Os passos da minha avó, e depois as escadas a rangerem. O cheiro do café, da broa torrada e da manteiga derretida aumentando. Os passos dela na sala e de repente uma explosão de aromas. Atrás do nariz, todo o meu corpo a saltar da cama. A malga fumegante, a broa esfarelada ainda não totalmente submersa, as fatias ao lado a oferecerem-se à minha gula. Mais uma vez um pecado anula outro, e assim se transforma em virtude. Acho que cometendo todos os pecados da lista, pela ordem da menor para a maior tentação, acabaria por alcançar a santidade. Antecipo o sabor delicioso das migalhas da broa misturadas com o açúcar no fundo da malga e como devagar para o prazer não acabar depressa de mais.

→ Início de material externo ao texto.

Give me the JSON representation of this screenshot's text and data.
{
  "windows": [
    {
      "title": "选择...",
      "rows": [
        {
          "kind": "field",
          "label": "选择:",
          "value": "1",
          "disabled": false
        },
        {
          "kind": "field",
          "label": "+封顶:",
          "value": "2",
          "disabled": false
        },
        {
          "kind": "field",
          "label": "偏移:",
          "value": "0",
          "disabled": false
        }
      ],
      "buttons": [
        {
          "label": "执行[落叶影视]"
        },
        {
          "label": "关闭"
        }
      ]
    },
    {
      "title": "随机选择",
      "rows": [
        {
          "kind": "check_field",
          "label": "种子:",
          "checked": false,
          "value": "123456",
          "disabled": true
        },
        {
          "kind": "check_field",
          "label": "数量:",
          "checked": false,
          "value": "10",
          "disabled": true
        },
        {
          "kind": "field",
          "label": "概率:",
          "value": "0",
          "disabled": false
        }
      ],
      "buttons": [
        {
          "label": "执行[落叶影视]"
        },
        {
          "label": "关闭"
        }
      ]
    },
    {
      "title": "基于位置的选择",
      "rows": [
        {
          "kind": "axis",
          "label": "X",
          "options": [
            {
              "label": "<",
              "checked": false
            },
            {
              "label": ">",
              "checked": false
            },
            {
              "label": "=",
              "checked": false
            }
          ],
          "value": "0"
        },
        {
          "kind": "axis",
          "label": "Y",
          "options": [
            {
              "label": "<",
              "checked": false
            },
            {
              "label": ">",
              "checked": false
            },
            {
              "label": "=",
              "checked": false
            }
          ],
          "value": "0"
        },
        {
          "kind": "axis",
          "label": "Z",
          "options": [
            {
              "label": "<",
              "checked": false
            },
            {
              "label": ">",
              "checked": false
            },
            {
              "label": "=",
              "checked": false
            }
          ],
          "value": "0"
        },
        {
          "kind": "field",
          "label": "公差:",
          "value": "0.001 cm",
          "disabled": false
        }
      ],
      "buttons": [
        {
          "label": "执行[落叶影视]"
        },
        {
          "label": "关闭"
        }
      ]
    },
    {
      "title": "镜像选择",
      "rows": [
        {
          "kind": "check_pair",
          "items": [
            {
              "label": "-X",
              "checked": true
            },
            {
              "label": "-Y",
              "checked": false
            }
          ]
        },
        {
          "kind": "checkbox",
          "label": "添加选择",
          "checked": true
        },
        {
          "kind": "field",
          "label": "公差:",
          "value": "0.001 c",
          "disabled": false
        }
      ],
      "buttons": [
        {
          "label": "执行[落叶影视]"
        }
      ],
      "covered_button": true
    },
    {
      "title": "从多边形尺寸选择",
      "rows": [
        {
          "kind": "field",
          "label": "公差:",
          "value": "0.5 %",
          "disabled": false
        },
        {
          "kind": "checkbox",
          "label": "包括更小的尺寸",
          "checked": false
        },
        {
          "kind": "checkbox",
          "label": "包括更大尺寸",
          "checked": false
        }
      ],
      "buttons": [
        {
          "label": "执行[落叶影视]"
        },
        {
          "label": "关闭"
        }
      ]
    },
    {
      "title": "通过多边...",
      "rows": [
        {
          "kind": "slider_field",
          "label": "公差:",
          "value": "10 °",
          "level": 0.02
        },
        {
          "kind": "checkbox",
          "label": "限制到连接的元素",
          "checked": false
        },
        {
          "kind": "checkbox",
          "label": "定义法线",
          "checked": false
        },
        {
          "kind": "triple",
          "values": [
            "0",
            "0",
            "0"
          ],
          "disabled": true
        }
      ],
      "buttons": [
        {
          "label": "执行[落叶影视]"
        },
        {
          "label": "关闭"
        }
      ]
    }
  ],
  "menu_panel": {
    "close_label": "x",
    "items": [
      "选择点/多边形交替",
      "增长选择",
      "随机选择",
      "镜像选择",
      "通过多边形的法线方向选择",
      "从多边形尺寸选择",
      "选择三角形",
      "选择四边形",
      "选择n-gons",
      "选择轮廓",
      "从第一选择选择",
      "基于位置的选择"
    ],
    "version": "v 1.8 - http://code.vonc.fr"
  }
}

O meu mundo, comigo sentado na borda da cama é um pouco diferente de quando estou deitado, mas também pode ser interessante.
Lá fora apenas o som fugidio das coisas, que o vento traz e leva. Eu já de pé preparado para o banho. Eu já acordado, rendido aos expedientes do amor da minha avó. Preparado para a missa, preparado para o latim do padre São Marcos. Feliz por ir ver a Mariazinha a baloiçar o vestido às flores.
E o cálido vento suão a inquietar as oliveiras da capelinha de São José.